如何将这些参考字符串解析为 pdf 中提到的多个参考?任何形式的帮助将不胜感激。

fur*_*ras 5

PDF非常复杂,我不是专家,但我使用了extractText() 的源代码来查看它是如何工作的,并且使用print('>>>', operator, operands)我可以看到它在 PDF 中找到的值。

在本文档中,它用于"Tm"将位置移动到新行,因此更改了原始代码extractText(),我曾经"Tm"添加\n并在行中获取文本

Arto Anttila. 1995. How to recognise subjects in 
English. In Karlsson et al., chapt. 9, pp. 315-358. 
Dekang Lin. 1996. Evaluation of Principar with the 
Susanne corpus. In John Carroll, editor, Work- 
shop on Robust Parsing, pages 54-69, Prague. 
Jason M. Eisner. 1996. Three new probabilistic 
models for dependency parsing: An exploration. 
In The 16th International Conference on Compu- 
tational Linguistics, pages 340-345. Copenhagen. 
David G. Hays. 1964. Dependency theory: A 
formalism and some observations. Language, 
40(4):511-525. 
Run Code Online (Sandbox Code Playgroud)

或与---线之间

---
Arto Anttila. 1995. How to recognise subjects in 
---
English. In Karlsson et al., chapt. 9, pp. 315-358. 
---
Dekang Lin. 1996. Evaluation of Principar with the 
---
Susanne corpus. In John Carroll, editor, Work- 
---
shop on Robust Parsing, pages 54-69, Prague. 
---
Jason M. Eisner. 1996. Three new probabilistic 
---
models for dependency parsing: An exploration. 
---
In The 16th International Conference on Compu- 
---
tational Linguistics, pages 340-345. Copenhagen. 
---
David G. Hays. 1964. Dependency theory: A 
---
formalism and some observations. Language, 
---
40(4):511-525. 
Run Code Online (Sandbox Code Playgroud)

但它仍然不是那么有用,但现在我用来得到这个结果的代码

import PyPDF2
from PyPDF2.pdf import *  # to import function used in origimal `extractText`

# --- functions ---

def myExtractText(self):  
    # code from original `extractText()`
    # https://github.com/mstamy2/PyPDF2/blob/d7b8d3e0f471530267827511cdffaa2ab48bc1ad/PyPDF2/pdf.py#L2645
    
    text = u_("")

    content = self["/Contents"].getObject()

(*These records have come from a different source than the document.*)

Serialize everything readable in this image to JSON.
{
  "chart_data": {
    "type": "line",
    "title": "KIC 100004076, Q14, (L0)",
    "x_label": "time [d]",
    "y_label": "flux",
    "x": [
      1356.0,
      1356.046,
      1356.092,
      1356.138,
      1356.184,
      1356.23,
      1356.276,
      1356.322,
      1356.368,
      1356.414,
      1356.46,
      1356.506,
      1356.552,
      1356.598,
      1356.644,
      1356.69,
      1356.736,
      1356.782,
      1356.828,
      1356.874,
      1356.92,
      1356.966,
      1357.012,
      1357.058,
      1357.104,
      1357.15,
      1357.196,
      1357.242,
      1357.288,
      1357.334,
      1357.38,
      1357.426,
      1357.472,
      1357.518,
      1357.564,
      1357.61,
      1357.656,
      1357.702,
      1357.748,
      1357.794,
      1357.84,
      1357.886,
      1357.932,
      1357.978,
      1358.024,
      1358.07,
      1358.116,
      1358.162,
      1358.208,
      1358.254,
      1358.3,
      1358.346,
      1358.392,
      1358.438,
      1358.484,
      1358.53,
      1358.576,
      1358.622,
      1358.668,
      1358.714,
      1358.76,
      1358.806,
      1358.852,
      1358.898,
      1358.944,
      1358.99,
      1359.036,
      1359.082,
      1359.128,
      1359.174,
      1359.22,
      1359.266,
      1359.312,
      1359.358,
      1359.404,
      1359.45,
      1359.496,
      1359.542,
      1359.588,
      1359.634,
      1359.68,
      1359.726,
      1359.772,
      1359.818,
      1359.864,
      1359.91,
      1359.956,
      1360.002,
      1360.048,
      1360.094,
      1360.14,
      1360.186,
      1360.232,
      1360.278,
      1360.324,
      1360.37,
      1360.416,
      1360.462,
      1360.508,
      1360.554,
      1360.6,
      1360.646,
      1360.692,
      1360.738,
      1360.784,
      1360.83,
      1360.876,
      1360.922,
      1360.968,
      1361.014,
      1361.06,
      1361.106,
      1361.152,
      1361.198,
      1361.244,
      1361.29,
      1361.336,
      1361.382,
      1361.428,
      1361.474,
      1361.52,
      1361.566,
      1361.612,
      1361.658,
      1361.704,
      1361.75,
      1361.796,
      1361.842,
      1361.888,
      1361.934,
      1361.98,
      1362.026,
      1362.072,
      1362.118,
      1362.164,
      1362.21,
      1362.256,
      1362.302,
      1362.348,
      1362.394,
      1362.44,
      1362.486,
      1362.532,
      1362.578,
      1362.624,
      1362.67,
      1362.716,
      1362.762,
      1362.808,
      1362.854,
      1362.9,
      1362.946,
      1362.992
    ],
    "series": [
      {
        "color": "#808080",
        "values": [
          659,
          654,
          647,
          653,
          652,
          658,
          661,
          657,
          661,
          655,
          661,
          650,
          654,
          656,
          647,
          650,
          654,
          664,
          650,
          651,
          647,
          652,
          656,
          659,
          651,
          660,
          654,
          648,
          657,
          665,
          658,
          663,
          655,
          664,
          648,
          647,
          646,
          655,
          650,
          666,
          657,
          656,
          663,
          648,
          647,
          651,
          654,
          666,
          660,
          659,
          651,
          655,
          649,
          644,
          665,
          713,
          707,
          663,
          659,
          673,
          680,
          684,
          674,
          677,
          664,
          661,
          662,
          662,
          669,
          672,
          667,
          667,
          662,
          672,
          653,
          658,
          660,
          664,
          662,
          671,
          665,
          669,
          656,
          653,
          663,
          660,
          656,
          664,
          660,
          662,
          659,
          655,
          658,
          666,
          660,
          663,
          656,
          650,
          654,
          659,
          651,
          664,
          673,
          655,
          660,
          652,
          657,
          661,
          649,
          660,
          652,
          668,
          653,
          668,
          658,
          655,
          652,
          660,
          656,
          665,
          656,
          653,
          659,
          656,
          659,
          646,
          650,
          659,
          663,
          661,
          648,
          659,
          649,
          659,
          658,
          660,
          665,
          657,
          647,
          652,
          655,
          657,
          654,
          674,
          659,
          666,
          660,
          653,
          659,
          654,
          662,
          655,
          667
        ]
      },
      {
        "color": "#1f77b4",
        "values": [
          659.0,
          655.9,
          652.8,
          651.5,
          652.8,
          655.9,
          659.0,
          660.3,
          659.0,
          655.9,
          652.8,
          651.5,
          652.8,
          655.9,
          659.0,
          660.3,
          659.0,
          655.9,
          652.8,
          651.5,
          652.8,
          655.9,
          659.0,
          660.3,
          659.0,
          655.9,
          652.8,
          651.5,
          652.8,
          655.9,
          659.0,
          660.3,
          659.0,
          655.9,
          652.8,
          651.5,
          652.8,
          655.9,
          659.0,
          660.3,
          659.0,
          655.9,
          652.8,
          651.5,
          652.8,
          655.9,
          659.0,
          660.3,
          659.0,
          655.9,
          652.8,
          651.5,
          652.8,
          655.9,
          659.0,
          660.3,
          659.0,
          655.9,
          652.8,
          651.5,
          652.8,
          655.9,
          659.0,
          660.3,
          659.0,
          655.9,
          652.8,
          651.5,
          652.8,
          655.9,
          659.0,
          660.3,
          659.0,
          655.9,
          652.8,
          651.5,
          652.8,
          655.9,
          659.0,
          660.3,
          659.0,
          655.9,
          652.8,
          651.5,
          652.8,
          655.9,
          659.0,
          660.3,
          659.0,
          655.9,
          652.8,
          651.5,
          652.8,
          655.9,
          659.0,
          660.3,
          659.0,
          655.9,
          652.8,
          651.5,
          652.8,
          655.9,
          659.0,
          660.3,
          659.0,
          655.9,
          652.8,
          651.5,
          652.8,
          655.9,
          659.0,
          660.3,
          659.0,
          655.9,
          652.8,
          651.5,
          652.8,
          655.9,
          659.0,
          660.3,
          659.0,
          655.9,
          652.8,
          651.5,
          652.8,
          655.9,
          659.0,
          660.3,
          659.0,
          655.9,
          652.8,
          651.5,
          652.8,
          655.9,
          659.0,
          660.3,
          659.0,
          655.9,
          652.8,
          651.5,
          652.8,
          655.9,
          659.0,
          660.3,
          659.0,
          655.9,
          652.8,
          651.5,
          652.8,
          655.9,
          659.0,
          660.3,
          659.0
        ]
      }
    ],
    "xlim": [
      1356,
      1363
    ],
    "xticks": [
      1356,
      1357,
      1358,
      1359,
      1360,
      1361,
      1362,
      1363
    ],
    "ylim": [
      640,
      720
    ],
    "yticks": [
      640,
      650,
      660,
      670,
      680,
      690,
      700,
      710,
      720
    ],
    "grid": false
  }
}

    if not isinstance(content, ContentStream):
        content = ContentStream(content, self.pdf)
    
    for operands, operator in content.operations:
        # used only for test to see values in variables
        #print('>>>', operator, operands)

        if operator == b_("Tj"):
            _text = operands[0]
            if isinstance(_text, TextStringObject):
                text += _text
        elif operator == b_("T*"):
            text += "\n"
        elif operator == b_("'"):
            text += "\n"
            _text = operands[0]
            if isinstance(_text, TextStringObject):
                text += operands[0]
        elif operator == b_('"'):
            _text = operands[2]
            if isinstance(_text, TextStringObject):
                text += "\n"
                text += _text
        elif operator == b_("TJ"):
            for i in operands[0]:
                if isinstance(i, TextStringObject):
                    text += i
            text += "\n"

        # new code to add `\n` when text moves to new line
        elif operator == b_("Tm"):
            text += '\n'
            
    return text
    
# --- main ---

pdfFileObj = open('A97-1011.pdf', 'rb')
pdfReader = PyPDF2.PdfFileReader(pdfFileObj)

text = ''

for page in pdfReader.pages:
    #text += page.extractText()  # original function
    text += myExtractText(page)  # modified function

# get only text after word `References`
pos = text.lower().find('references')
text = text[pos+len('references '):]
    
# print all at once
print(text)

# print line by line
for line in text.split('\n'):
    print(line)
    print('---')
Run Code Online (Sandbox Code Playgroud)

挖掘后,它似乎Tm也有值,并且有一个新的位置x, y,我用来计算文本行之间的距离,\n当距离大于某个值时,我添加。我测试了不同的值,并从值中17得到了预期的结果

---
Arto Anttila. 1995. How to recognise subjects in English. In Karlsson et al., chapt. 9, pp. 315-358. 
---
Dekang Lin. 1996. Evaluation of Principar with the Susanne corpus. In John Carroll, editor, Work- shop on Robust Parsing, pages 54-69, Prague. 
---
Jason M. Eisner. 1996. Three new probabilistic models for dependency parsing: An exploration. In The 16th International Conference on Compu- tational Linguistics, pages 340-345. Copenhagen. 
---
David G. Hays. 1964. Dependency theory: A formalism and some observations. Language, 40(4):511-525. 
---
Run Code Online (Sandbox Code Playgroud)

这里代码

import PyPDF2
from PyPDF2.pdf import *  # to import function used in origimal `extractText`

# --- functions ---

def myExtractText2(self):
    # original code from `page.extractText()`
    # https://github.com/mstamy2/PyPDF2/blob/d7b8d3e0f471530267827511cdffaa2ab48bc1ad/PyPDF2/pdf.py#L2645

    text = u_("")

    content = self["/Contents"].getObject()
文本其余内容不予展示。